As was expected, Golden State Warriors center Andris Biedrins will exercise his player option and return to the Bay Area for the 2013-14 season, according to his agent Bill Duffy. [...]

“He will not opt out,” Duffy stated clearly to CSNNW.com.

General Manager Bob Myers has some tough decisions to make being that the Warriors are destined to be luxury tax payers next season with roughly $75 million in salary tied-up.

The punitive luxury tax system goes into effect and Carl Landry (player option), Jarrett Jack (free agent) are integral pieces the organization would hope to retain.

To be clear, this is not news because of the announcement, which was as predictable as anything that has happened in the NBA this season. There's no way that Biedrins would make this kind of money on the open market, if he were even to get a new contract offer at all. It's a shame, too, because he once looked like the kind of big man who could thrive in this era: at his best, he was active, athletic, able to cover a lot of ground, and a solid performer in pick-and-roll situations.

Under the last collective bargaining agreement, Biedrins's $9 million salary would have been an enticing trade asset for any team looking to open up cap space for future free agents. However, with the new CBA making it easier for teams to sign their own players to extensions, it's not necessarily as valuable to hold a great deal of cap space.

The Warriors, then, are likely going to have to pay Biedrins for another year. With little-used wing Richard Jefferson holding his own $11 million player option, the Warriors could be faced with paying two end-of-bench players approximately $20 million simply because of past mistakes (Jefferson came over in a trade, but it's not as if the Warriors didn't know they'd have to pay him). That's roughly a quarter of the likely salary cap, which emphasizes just how little margin for error teams have.
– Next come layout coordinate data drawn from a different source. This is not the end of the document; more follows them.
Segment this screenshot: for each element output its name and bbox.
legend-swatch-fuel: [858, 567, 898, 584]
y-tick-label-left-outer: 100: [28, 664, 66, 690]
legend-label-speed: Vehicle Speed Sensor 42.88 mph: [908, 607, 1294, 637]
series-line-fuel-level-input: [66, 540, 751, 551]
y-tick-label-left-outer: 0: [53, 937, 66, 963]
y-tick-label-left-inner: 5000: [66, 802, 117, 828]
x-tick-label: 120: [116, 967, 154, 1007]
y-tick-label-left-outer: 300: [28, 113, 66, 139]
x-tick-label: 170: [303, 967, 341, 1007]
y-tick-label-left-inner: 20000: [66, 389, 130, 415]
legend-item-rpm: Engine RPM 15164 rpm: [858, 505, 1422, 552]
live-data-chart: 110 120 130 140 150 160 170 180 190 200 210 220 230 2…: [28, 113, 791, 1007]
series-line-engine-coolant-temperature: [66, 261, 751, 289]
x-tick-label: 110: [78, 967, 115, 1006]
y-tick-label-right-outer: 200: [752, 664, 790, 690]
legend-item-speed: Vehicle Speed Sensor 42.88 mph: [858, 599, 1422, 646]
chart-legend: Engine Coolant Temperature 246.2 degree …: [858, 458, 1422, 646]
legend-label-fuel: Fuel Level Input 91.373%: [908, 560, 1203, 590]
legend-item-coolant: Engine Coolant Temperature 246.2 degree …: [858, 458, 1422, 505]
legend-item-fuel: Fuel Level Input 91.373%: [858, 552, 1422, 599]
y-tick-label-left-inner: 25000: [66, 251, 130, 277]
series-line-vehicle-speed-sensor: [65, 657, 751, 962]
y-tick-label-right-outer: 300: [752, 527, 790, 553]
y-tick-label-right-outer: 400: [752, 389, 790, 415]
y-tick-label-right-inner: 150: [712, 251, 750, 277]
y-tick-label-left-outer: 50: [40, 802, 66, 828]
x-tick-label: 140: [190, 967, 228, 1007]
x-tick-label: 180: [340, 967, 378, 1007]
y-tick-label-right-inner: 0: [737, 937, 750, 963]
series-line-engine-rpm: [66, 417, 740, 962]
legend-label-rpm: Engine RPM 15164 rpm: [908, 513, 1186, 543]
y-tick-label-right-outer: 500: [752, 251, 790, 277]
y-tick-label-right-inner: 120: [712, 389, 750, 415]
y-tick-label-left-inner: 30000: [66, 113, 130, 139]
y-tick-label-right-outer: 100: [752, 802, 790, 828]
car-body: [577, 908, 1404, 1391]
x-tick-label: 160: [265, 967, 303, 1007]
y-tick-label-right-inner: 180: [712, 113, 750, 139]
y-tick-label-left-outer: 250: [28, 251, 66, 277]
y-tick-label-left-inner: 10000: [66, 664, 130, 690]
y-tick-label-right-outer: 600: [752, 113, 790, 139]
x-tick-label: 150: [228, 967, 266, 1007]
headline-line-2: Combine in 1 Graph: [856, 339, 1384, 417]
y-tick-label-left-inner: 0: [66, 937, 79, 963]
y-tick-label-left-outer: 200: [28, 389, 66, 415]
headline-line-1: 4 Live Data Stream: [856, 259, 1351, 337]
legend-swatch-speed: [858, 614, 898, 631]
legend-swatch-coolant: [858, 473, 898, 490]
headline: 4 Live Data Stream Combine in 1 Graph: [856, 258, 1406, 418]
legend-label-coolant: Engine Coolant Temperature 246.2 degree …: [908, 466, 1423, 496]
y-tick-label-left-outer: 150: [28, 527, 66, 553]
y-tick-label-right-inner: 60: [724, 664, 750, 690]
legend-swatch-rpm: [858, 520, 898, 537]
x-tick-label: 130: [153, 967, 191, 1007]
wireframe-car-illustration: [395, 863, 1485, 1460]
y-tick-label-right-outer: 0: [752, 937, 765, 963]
Biedrins and Jefferson signed these contracts fairly long ago, to the point where general managers can't be faulted too much for not predicting they'd become albatrosses under a then-undefined CBA. Nevertheless, their effect on the cap for this upcoming season suggests that these lucrative deals might not exist for valued role players in the future. With each contract getting teams closer to a more punitive luxury tax, it makes little sense to risk massive payouts on all but the best players on a team. If a player's success seems at all tenuous, why risk financial headaches for uncertain rewards? We could see more extreme salaries, with a team's most valuable players getting up near the max-level salary and everyone else inching nearer to the minimum. In effect, it might mean the marginalization of the NBA's middle class.